Stuart Clark, 22 Mar 2007
If you’ve ever wondered what the outcome would be if Tori Amos and Antony Hegarty had a child, Patrick Wolf is your answer. His big-boned, classically trained approach mightn’t be everyone’s cup of PG Tips, but you certainly couldn’t accuse of him being dull. Whether sitting down legs akimbo at his harpsichord – yes, you read right – or urging his pencil-skirted second-violinist to give it socks, this is a man, who like this evening’s headliners, goes for the everything including the kitchen sink approach. The results range from the exhilarating (‘The Magic Position’) to the downright Andrew Lloyd-Webber (‘Overture’). A little less histrionics and more pop nous, and the 6’4” Londoner might find himself adored as much as so he obviously wants to be.
Tonight is the first time Arcade Fire have played in Ireland with a roof over their head, and the sense of occasion is palpable.
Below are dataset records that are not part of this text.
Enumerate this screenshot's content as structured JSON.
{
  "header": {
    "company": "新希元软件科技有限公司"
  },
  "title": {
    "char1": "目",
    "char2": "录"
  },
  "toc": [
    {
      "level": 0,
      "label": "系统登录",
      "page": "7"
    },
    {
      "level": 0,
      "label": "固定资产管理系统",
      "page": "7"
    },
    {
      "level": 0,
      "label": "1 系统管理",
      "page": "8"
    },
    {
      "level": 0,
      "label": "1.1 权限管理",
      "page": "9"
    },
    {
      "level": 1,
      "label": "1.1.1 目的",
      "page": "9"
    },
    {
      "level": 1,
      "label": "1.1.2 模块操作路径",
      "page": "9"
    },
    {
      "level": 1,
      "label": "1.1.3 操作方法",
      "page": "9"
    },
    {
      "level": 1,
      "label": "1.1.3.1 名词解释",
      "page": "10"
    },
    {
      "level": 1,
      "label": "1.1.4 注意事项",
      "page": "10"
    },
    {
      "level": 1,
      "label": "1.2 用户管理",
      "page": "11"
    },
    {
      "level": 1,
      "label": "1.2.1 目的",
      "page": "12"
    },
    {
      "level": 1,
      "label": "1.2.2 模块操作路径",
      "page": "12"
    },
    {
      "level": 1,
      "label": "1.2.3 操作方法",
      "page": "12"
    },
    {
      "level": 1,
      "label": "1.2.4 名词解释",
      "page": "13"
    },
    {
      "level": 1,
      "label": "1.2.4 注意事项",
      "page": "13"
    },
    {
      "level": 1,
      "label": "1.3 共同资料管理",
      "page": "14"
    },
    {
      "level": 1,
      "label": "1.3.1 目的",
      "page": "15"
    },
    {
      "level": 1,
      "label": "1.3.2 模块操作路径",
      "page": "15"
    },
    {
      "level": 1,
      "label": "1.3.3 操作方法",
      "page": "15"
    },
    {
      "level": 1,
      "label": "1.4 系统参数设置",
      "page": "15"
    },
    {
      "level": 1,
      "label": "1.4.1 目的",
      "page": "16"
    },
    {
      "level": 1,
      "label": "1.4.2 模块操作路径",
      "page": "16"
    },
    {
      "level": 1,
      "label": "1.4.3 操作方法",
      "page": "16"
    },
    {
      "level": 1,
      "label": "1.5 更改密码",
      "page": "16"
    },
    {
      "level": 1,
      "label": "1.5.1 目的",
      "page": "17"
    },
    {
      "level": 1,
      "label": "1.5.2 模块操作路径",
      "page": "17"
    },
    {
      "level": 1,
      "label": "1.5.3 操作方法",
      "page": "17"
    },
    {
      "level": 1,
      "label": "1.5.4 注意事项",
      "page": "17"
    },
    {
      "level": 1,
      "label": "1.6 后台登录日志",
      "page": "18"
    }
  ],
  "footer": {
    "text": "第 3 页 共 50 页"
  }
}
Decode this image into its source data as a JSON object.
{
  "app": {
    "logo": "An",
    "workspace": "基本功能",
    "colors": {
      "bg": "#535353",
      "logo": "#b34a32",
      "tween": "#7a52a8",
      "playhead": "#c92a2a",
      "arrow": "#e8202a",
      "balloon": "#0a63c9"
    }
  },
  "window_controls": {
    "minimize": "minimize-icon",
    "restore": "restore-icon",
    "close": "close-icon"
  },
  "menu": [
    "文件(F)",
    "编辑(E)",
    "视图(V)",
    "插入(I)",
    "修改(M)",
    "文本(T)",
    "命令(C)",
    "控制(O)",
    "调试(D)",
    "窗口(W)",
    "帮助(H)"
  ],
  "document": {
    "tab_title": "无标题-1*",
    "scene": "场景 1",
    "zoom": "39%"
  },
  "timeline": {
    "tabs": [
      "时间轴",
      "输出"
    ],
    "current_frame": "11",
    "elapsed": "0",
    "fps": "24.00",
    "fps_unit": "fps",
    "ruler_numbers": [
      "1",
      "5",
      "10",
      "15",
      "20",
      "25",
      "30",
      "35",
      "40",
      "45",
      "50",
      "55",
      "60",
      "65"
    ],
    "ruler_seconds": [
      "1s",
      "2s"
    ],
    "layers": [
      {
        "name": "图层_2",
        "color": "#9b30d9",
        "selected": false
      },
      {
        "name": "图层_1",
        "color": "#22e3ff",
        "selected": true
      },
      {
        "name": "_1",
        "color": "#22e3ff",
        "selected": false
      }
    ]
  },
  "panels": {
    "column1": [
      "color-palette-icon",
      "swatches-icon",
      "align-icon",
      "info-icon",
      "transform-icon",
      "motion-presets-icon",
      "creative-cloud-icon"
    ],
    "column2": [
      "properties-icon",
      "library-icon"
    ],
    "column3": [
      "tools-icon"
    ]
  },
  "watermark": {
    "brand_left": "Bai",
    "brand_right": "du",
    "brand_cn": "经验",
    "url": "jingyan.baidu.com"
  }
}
The combination of a delayed flight and technical problems means that the Canadians are an hour late going on, but that’s immediately forgotten as they open with a barnstorming ‘Keep The Car Running’.
A ringer for Bill Clinton in his younger, non-inhaling days, Win Butler looks genuinely gobsmacked by the roar of approval which greets its conclusion. Ditto the missus Regine Chassagne who, when she’s not switching between hurdy gurdy, accordion, percussion, drums and organ, keeps telling us in that Minnie Mouse voice of hers how much she loves us.
The night’s first truly epic moment is supplied by ‘Neighborhood #1’, which builds and builds and then builds some more to a sweat-drenched climax that shows Coldplay, Keane, Starsailor etc. up for the MOR bores that they are.
Although soon to join the U2/REM elite stadium brigade, there’s none of the “Let us tell you what to think” sermonising that both of those band’s frontmen are prone to. Indeed there’s so much smiling, punching the air and general wigging out on stage that for the most part Arcade Fire look like a mirror image of the crowd.
The downside of giving it full-throttle on every song is that there’s a lack of light and shade – hell, even Motörhead have an acoustic ballad in their set.
They also nod so furiously at Springsteen that by the time they get to Oxegen, it’ll be a wonder if Win’s not in a neck-brace.
Quibbles which go straight out the window when, smelling blood, Butler & Co. finish with the quintuple-whammy of ‘Rebellion (Lies)’, ‘Intervention’, ‘Wake Up’, ‘(Antichrist Television Blues)’ and ‘Neon Bible’.
Add in some bouncer-annoying stage diving (Win) and climbing up to the balcony from the stage (Will), and this is a gig that was worth paying the scumbucket touts outside €350 for.